Python script - Create attachment match table

774
2
Jump to solution
07-12-2023 08:00 AM
BarryG
by
Occasional Contributor

We are attempting to develop a Python script to create a match table for attachments to a feature class (Tax_parcels), but each modification at this point has the same result (that all file attachments are being attached to the second record only).

The GPIN field is the field to search for the attachment file names in the format "????-??-????". This is to filter the filenames, because the file attachments filenames include additional characters, and therefore not an exact match.

The sample data and Python script is attached (the Python script has been changed to a txt extension simply to be capable of attaching to the post).

0 Kudos
1 Solution

Accepted Solutions
JohannesLindner
MVP Frequent Contributor

To insert code:

JohannesLindner_0-1689266678674.png

JohannesLindner_1-1689266693900.png

 

 

This is your script, so that I can call out line numbers:

import glob
import arcpy
import os
import re

arcpy.env.overwriteOutput = True

# Set the directory to search
directory = r"G:\GIS_Projects\ArcGIS_Pro\Photo_attachments\Test"

# Set the pattern to search for
pattern = "????-??-????"

# Find all files that match the pattern
files = glob.glob(directory + "\\" + pattern)

# Print the list of matching files
print(files)

# Set the workspace and output location
workspace = r"C:\TEMP\Test_gd.gdb\Tax_parcels"
output_table = r"C:\TEMP\Test_gd.gdb\tblMatch_6"

# Set the character to search for
search_character = pattern

# Create an empty list to store attachment paths
attachment_paths = []

# Walk through the workspace directory and find attachments
for root, dirs, files in os.walk(workspace):
    for file in files:
            attachment_path = os.path.join(root, file)
            attachment_paths.append(attachment_path)

# Call the GenerateAttachmentMatchTable function with the appropriate input parameters
attachment_folder = workspace # The folder containing the attachments
attachment_key_field = "OBJECTID" # The field in the input table that corresponds to the attachment key field
file_extension = "*.jpg; *.pdf" # The file extensions of the attachments to match
relative_path = "RELATIVE" # The path type of the attachment relative to the workspace

arcpy.GenerateAttachmentMatchTable_management(workspace, directory, output_table, attachment_key_field, file_extension, relative_path)
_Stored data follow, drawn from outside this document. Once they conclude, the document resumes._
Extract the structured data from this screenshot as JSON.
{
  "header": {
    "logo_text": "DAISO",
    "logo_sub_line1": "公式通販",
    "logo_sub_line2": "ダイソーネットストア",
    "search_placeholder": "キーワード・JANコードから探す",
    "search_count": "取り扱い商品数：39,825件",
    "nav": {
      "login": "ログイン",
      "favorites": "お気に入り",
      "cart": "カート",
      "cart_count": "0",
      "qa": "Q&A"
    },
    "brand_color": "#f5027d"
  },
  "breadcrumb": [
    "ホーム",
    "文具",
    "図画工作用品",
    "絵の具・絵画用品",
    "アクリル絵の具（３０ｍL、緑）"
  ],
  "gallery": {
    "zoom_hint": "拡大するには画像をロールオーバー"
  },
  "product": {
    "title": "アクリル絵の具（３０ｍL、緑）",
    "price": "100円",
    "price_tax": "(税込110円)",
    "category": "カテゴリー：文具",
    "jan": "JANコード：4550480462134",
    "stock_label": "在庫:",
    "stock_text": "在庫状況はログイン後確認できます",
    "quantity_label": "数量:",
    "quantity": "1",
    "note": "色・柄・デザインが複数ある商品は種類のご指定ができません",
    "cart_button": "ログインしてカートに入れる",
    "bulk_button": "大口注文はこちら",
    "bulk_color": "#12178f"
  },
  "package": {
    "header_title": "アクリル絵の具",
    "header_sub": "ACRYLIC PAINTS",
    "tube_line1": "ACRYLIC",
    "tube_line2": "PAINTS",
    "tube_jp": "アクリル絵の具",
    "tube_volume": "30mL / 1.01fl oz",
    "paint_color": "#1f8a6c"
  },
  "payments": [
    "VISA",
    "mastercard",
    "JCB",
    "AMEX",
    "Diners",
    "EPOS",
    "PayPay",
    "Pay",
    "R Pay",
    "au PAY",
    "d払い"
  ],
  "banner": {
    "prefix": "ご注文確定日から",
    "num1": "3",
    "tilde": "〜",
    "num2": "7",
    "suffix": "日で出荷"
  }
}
# Open an insert cursor to populate the table with match results
with arcpy.da.InsertCursor(output_table, ["AttachmentPath", "MatchCount"]) as cursor:
    # Loop through the attachment paths and count the occurrences of the search character
    for attachment_path in attachment_paths:
        with open(attachment_path, "r") as attachment_file:
            content = attachment_file.read()
            match_count = content.count(search_character)
            cursor.insertRow([attachment_path, match_count])
            
        filename = os.path.basename(attachment_path)

 

Honestly, I'm amazed that your script runs at all.
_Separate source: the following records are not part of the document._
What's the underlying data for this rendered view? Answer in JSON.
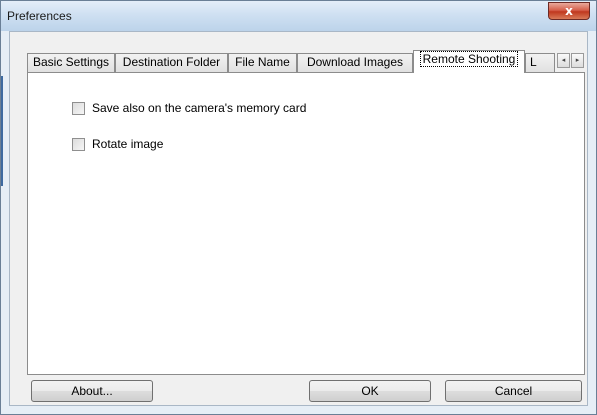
{
  "window": {
    "title": "Preferences",
    "close_symbol": "x"
  },
  "tabs": [
    {
      "label": "Basic Settings",
      "active": false
    },
    {
      "label": "Destination Folder",
      "active": false
    },
    {
      "label": "File Name",
      "active": false
    },
    {
      "label": "Download Images",
      "active": false
    },
    {
      "label": "Remote Shooting",
      "active": true
    },
    {
      "label": "L",
      "active": false
    }
  ],
  "tab_scroll": {
    "left_symbol": "◂",
    "right_symbol": "▸"
  },
  "panel": {
    "options": [
      {
        "label": "Save also on the camera's memory card",
        "checked": false
      },
      {
        "label": "Rotate image",
        "checked": false
      }
    ]
  },
  "buttons": {
    "about_label": "About...",
    "ok_label": "OK",
    "cancel_label": "Cancel"
  },
  "colors": {
    "titlebar": "#cfe0f2",
    "close_button": "#c94a36",
    "client_background": "#f0f0f0",
    "panel_background": "#ffffff"
  }
}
Line 15: glob() shouldn't find anything here, because your files don't match the pattern "????-??-????", they match the pattern "????-??-????*", note the asterisk wildcard at the end. The whole operation is useless anyway (except maybe for information purposes), because you overwrite the variable in line 31.
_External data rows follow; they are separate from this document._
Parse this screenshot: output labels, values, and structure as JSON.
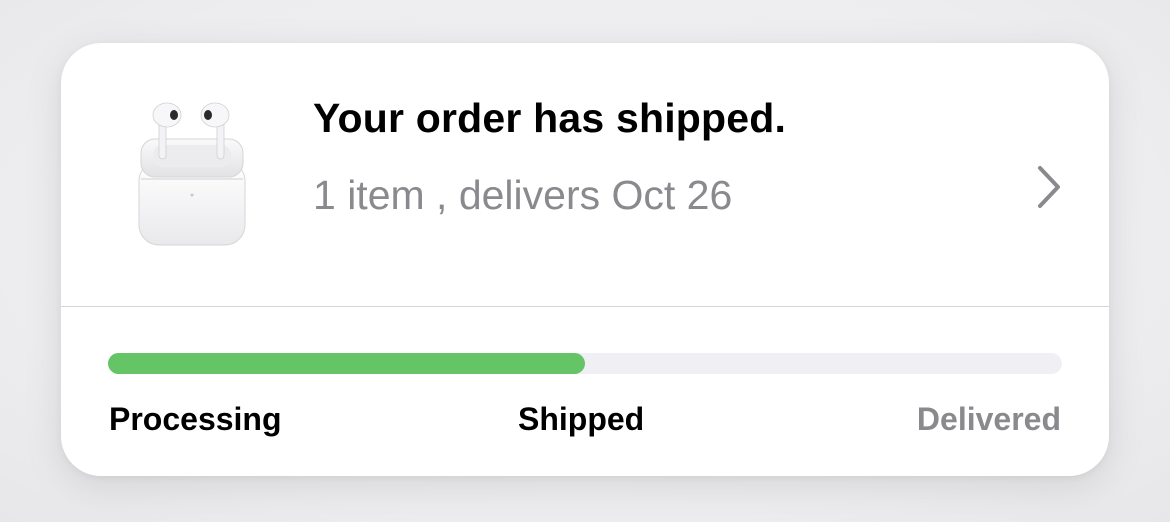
{
  "order": {
    "title": "Your order has shipped.",
    "subtitle": "1 item , delivers Oct 26",
    "product_icon": "airpods-icon",
    "chevron_icon": "chevron-right-icon"
  },
  "progress": {
    "fraction": 0.5,
    "color": "#64c466",
    "track_color": "#f0eff4",
    "steps": [
      {
        "label": "Processing",
        "state": "complete"
      },
      {
        "label": "Shipped",
        "state": "current"
      },
      {
        "label": "Delivered",
        "state": "pending"
      }
    ]
  },
  "colors": {
    "primary_text": "#000000",
    "secondary_text": "#8a8a8e",
    "card_background": "#ffffff"
  }
}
Line 21: You set the variable workspace to your feature class, but later on you use it like it was the folder that contains the images.

Line 31: You're trying to walk through a feature class, not the directory.

Line 33/34: Now you're just appending each file in the folder, without checking for your pattern.

Line 37: Nope, still not the correct variable.

Line 38: Why OBJECTID? Your key field is GPIN!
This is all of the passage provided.